Tuesday 9 March 2010

Hitch-Hiking across cyberspace

“This is your Captain speaking so stop what you're doing and pay attention. First of all I see from our instruments that we have a couple of hitchhikers aboard. Hello whoever you are. I just want to make it totally clear that you are not at all welcome. I worked hard to get where I am today and I didn't become captain of a Vogon constructor ship simply so I could turn it into a taxi service for a load of degenerate freeloaders. I have sent out a search party, and as soon as they find you I will put you off the ship. If you're very lucky I might read you some of my poetry first. ”

Douglas Adams: The Hitch-Hikers Guide to the Galaxy (1979)

I love Hitch-Hikers Guide, because it speaks to me on so many levels. I used the Vogon Captain monologue because it reminds me of some of the behaviours I see online when students work collaboratively. Or .... when they don't, and simply live off the back of other people's hard work. It is not hard to understand the reasons why some students get really hacked off when they work hard to contribute meaningful and considered contributions to a wiki or online discussion group only for others who haven't contributed to also take credit. That's sometimes the problem with group based collaborative work.

In some user groups and online circles, this practice is called 'freeloading' or free riding - essentially hitching a lift at the expense of others. In paper form, using someone else's ideas without their permission or without acknowledgement of the source is referred to as plagiarism. It's a practice that in education world we call 'academic dishonesty.' It's is generally frowned upon in academic circles and can be punished severely. Plagiarism is fairly clear cut, but freeloading on someone else's ideas in the virtual or online world is more difficult to detect. It's not quite the same as plagiarism, because students are not actually copying the work of others, they are taking the credit for it. Freeloading in a collaborative group is often hard to deal with, and although tools such as wikis have tracking devices to show who contributed what and when, many tutors do not have the time to go into these records to check.

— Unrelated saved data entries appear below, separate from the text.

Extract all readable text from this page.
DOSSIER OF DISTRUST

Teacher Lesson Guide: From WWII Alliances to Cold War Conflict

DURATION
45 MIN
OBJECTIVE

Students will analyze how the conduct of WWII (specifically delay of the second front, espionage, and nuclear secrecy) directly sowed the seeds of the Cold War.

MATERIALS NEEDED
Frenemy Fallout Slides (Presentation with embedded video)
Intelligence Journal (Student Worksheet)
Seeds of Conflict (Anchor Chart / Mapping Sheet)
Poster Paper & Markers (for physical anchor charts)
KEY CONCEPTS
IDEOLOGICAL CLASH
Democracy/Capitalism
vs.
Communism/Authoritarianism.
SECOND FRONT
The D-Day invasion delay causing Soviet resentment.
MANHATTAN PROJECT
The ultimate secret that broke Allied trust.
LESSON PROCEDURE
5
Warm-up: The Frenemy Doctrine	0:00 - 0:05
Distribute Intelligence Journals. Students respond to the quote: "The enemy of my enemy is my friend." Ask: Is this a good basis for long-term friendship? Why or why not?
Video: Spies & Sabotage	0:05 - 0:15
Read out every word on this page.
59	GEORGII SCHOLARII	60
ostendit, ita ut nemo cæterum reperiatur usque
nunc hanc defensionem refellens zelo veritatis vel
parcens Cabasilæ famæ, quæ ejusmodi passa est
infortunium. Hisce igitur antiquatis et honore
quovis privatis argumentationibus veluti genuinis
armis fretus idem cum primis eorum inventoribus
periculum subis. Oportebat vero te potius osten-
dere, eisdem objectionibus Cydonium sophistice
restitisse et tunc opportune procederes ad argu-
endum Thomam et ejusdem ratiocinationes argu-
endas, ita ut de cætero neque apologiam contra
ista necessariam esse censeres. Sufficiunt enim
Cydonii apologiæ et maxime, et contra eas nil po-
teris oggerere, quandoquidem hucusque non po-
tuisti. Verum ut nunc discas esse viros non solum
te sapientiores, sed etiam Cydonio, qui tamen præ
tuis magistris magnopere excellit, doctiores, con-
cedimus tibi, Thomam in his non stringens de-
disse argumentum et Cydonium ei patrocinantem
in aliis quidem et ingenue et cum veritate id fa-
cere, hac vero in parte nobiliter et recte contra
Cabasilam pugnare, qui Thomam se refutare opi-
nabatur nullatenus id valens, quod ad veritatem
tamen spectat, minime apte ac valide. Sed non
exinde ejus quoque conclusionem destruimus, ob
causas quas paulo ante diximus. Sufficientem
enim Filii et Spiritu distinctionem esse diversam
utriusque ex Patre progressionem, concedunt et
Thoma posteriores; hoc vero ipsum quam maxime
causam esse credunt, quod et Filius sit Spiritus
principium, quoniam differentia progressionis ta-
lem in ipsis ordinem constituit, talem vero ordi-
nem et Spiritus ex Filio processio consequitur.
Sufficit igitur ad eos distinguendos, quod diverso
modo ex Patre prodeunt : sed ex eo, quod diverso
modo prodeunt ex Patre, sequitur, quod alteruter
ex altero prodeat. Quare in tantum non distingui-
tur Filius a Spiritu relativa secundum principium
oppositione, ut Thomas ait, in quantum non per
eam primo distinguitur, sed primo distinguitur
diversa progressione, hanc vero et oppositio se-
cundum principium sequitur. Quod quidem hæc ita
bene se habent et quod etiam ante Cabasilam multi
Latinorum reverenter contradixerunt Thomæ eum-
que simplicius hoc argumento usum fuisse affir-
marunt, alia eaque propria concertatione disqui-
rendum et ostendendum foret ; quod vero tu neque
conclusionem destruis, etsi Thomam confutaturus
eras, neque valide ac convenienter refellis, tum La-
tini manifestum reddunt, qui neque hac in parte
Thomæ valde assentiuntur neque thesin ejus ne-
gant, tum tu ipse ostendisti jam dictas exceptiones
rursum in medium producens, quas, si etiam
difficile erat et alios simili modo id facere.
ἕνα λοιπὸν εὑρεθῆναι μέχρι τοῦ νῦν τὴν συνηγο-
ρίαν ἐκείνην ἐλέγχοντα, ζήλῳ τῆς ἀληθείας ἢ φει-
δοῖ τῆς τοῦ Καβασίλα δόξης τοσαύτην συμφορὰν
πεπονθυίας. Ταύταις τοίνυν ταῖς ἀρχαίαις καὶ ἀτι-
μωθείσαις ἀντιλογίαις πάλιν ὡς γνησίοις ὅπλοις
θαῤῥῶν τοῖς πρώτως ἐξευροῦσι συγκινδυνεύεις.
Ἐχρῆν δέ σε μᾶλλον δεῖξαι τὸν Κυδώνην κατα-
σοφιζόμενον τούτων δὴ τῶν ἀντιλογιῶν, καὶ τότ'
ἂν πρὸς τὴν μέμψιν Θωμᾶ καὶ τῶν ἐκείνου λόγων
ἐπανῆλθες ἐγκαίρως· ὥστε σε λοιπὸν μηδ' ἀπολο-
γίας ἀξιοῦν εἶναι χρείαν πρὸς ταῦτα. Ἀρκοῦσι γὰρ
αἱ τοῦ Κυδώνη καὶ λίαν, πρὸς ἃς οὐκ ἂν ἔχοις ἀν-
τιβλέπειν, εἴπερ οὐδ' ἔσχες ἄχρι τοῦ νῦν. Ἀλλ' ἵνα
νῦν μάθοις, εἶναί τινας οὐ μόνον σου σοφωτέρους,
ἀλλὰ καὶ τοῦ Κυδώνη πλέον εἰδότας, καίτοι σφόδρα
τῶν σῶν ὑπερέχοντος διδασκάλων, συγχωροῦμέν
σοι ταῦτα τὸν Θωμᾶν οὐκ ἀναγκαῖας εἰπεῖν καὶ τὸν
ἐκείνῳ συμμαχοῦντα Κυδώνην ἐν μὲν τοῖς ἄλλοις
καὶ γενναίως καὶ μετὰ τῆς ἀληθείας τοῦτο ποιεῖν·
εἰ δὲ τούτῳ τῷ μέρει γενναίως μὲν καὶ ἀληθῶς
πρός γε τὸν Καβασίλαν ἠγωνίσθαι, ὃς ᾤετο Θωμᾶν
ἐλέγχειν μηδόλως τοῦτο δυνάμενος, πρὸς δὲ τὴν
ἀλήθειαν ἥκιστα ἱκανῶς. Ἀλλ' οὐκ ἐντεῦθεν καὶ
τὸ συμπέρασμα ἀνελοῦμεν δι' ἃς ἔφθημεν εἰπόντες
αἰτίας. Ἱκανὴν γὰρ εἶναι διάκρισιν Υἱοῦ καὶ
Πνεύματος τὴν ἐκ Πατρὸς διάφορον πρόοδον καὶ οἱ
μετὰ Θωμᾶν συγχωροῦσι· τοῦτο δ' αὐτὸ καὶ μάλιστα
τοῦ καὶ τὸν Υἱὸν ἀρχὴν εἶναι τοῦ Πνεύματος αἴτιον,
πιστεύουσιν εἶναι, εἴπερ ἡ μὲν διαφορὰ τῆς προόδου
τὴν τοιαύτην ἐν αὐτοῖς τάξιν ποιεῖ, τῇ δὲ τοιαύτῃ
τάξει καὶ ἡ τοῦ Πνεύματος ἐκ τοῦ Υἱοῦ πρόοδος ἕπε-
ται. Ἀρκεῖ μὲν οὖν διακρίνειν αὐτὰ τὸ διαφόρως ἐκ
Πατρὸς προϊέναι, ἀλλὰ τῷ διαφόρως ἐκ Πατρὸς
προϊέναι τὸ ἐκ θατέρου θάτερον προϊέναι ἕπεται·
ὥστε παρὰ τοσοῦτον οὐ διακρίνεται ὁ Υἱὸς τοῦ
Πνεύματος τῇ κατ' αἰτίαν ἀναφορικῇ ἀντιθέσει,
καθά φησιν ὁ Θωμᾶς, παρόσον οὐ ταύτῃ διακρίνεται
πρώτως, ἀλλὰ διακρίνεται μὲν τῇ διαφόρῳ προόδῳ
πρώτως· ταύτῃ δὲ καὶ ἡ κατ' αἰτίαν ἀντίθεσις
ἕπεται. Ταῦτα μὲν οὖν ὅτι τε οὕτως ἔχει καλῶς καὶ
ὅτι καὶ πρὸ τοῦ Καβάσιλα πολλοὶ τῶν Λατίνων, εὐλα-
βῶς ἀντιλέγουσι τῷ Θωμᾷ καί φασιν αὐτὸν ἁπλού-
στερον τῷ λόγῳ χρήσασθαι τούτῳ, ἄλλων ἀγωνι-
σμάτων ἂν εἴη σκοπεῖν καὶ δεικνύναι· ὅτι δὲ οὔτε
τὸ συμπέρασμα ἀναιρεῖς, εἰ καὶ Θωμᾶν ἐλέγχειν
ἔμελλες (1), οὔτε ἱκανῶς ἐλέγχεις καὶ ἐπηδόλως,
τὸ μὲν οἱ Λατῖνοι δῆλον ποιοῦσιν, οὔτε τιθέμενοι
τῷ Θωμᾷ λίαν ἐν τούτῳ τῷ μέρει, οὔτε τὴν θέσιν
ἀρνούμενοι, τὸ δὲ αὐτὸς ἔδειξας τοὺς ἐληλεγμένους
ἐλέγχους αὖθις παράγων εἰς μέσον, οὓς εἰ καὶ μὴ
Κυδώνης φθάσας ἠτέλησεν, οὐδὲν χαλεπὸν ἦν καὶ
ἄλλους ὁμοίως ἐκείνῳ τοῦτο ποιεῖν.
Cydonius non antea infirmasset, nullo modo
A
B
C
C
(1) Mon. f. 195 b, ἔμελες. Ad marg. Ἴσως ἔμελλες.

Often though, the tutor doesn't need to do anything, particularly when the group decides to police itself. When the members of a group detect that someone is not 'pulling their own weight', they soon tend to get a little resentful. The same applies to virtual learning groups. The wiki is a great tool, but it has a lot to answer for. I have seen students fall out big-time over issues that involve ownership, lack of contributions or disagreements about who wrote what. It has even been known for some students to be ejected from a course for persistent episodes of freeloading (not by me I hasten to add - I tend to read them my poetry instead), in much the same spirit as the Vogon Constructor Ship Captain intended to be the fate of the two stowaways in the Hitch-Hiker's Guide To The Galaxy. I want to continue along this road in tomorrow's post, talking about some of the psychological principles - the reasons some students try to hitch-hike across cyberspace.